[MR2] What is a Tuscani 2.7?? and NASCAR, too

Ken Meyer kmeyer at blarg.net
Sat Jul 19 03:13:13 EDT 2008


Thanks to all who have responded about the Hyundai.  Of course, with a
rather unique name, punching Tuscani into Google brings up many hits right
on top, including the requisite crummy YouTube vids.  But it's much more
interesting and fun to hear from all of you out there.

The review in the Canadian magazine mentioned the shoehorn fit of the
seating, and it really boggles my mind that the car companies will spend
hundreds of millions to design a new car, put lots of performance goodies on
it, and voila: a car that is fatally flawed for some stupid, obvious reason.
And why put up super brakes and suspension, and then add a wussy FWD engine
that clearly has a lot of unrealized potential?  But it sure looks nice.

Back in my sailboat design and racing days, I recall that one famous
designer sold a design to a builder in Japan, but these designs are often
"interpreted" by the builder.  They built a boat on the basis of Japanese
requirements -- in this case short stature.  Most gringos had to stoop in
the cabin, and the boats could be had real (comparatively) cheap when people
bought them because of the designer's name and then got tired of bumping
their heads.  That's even though, as I recall, the boats were pretty fast,
which makes up for a lot.  Suppose it would for the Tuscani also, if it were
that fast.

----------------------------

By the way, anybody following NASCAR?  In Toyota's second season, they are
kicking butt so bad, mostly by the Joe Gibbs team and mostly there by Kyle
Busch, that Jack Roush is whining foul and NASCAR is apparently allowing
Ford and Chevy some engine mods to try to keep up.

Kyle Busch leads the Sprint [cellphone] Cup points and is close in the
Nationwide [JV team with some major drivers participating] series.  Toyota
is not doing quite so well in the Truck Series, which it used to dominate.
Tony Stewart is leaving Gibbs to honcho another team, but Gibbs has an 18
year old in the magazine who is merely sitting on the pole for today's
Nationwide series.  Ahh, the surfeit of bounty.

The Red Bull team is also looking pretty good, but Mikey Waltrip is still
wallowing around in the 30th place, plus or minus, where he frequently gets
crashed-out by the less good drivers pushing over their heads.

I once looked down my nose at "left turn racing", but have been somewhat
contrite about that of late.  My conception of racing is now that the
ultimate objective is always to get those four little patches of rubber to
meet the track surface in the optimal manner, no matter what kind of car or
what kind of track it is, so it's not all that different anywhere.  With
left turn racing, you just can optimize for one direction, but NASCAR does
include a couple of road racing tracks.  And with real short tracks to
"super speedways" on the schedule, the teams have a lot of optimizing the
optimizing to do for the different conditions.
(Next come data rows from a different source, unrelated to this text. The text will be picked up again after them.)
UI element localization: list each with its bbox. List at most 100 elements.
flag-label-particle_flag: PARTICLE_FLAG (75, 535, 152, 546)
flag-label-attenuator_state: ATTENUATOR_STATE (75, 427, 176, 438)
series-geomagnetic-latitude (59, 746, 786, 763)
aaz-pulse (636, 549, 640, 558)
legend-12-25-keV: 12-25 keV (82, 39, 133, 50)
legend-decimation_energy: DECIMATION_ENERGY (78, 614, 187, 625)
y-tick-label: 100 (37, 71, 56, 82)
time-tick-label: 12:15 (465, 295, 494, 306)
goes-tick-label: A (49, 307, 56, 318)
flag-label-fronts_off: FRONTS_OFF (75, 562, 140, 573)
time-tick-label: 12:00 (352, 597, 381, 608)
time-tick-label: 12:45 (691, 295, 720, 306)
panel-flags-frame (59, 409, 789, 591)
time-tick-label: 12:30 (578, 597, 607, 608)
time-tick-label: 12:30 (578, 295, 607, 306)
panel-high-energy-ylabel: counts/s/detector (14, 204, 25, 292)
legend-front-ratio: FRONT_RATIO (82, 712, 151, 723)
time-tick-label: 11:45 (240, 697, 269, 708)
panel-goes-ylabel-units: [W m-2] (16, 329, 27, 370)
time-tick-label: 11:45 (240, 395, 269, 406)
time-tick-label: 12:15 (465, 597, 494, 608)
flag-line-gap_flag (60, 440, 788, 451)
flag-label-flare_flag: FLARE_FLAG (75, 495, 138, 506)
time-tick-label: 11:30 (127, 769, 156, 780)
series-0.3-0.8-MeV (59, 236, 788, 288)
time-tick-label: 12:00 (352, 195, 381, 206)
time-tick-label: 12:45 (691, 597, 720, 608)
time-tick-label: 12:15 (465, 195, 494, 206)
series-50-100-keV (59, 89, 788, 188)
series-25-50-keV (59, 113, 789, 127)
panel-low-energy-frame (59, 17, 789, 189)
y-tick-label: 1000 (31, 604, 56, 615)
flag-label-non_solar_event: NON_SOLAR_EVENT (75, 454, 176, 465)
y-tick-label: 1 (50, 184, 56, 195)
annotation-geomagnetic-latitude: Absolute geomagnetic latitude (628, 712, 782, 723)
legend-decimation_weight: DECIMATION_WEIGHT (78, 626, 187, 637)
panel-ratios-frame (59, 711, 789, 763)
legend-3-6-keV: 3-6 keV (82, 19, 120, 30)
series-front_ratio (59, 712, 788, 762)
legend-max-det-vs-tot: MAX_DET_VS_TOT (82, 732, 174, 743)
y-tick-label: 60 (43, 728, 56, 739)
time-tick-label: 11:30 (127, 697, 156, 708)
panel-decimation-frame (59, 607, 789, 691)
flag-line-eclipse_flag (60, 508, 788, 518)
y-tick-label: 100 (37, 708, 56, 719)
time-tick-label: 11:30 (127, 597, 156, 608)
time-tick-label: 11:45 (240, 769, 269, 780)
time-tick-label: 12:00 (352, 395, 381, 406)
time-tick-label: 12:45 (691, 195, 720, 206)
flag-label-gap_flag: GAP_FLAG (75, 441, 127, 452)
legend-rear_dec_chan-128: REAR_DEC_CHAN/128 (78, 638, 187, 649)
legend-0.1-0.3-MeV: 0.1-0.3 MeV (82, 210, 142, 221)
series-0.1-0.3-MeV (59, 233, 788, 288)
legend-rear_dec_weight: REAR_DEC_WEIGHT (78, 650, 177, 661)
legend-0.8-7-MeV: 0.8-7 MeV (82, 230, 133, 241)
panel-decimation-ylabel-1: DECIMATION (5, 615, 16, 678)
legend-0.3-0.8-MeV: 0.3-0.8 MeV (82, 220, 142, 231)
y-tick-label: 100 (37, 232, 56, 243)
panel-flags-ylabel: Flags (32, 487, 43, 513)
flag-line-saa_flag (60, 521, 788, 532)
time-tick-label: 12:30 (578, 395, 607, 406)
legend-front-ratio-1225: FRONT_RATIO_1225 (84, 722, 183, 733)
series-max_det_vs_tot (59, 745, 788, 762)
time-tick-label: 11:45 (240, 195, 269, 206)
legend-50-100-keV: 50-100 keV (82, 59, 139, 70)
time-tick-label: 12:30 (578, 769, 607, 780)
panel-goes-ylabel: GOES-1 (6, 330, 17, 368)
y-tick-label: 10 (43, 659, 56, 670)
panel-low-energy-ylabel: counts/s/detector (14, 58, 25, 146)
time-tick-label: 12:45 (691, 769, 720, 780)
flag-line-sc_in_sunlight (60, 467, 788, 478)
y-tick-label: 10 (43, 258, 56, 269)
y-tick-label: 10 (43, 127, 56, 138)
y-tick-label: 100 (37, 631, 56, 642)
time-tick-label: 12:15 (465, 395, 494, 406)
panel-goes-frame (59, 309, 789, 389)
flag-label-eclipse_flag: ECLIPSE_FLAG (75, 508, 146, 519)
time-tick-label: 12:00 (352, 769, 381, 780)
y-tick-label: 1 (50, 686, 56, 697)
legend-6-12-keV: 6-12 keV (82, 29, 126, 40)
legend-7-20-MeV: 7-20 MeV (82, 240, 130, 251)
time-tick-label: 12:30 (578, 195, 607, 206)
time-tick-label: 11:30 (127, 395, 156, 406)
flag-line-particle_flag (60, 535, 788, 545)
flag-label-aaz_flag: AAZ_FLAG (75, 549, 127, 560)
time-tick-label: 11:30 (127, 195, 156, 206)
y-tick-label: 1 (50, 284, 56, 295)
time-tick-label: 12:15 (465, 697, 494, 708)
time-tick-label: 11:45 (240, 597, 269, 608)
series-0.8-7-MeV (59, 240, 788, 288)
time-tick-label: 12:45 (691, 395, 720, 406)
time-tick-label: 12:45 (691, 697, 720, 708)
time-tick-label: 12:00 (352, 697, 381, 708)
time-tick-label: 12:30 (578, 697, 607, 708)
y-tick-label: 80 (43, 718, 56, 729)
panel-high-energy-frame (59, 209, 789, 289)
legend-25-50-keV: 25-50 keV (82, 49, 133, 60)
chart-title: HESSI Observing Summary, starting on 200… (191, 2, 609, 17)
I still hate the autocratic nature of NASCAR, but they do keep the racing
very close and exciting, with many wins by less than a car length after
hundreds of laps -- of course there are often caution/restarts after
pell-mell crashes in the final laps, and that closes-up the field.  Almost
seems as if it is planned that way, eh?

What I would like to do is learn more technical descriptions of the cars,
their systems, even the size of the engines; but I haven't found any decent
descriptions of these aspects.  Anyone have any?  NASCAR wants to make this
a cult of the driver and even downplays the auto makers' role.

But I LOVE the sound of the field winding up for a start.

Ken M.


-----Original Message-----

From: mr2-bounces at mr2.com [mailto:mr2-bounces at mr2.com]
On Behalf Of Andy Champ
Sent: Friday, July 18, 2008 1:52 PM
To: 'mr2.com'

Subject: Re: [MR2] What is a Tuscani 2.7??

Neither Tuscani nor Tiburon are names I know - it's sold over here (UK)
as plain "Hyundai Coupé".  2.0 or 2.7 engines, not exactly highly tuned,
but OK to drive - safe rather than fun though.  I tried one before I
bought my '2, couldn't get comfortable.  My feets too big.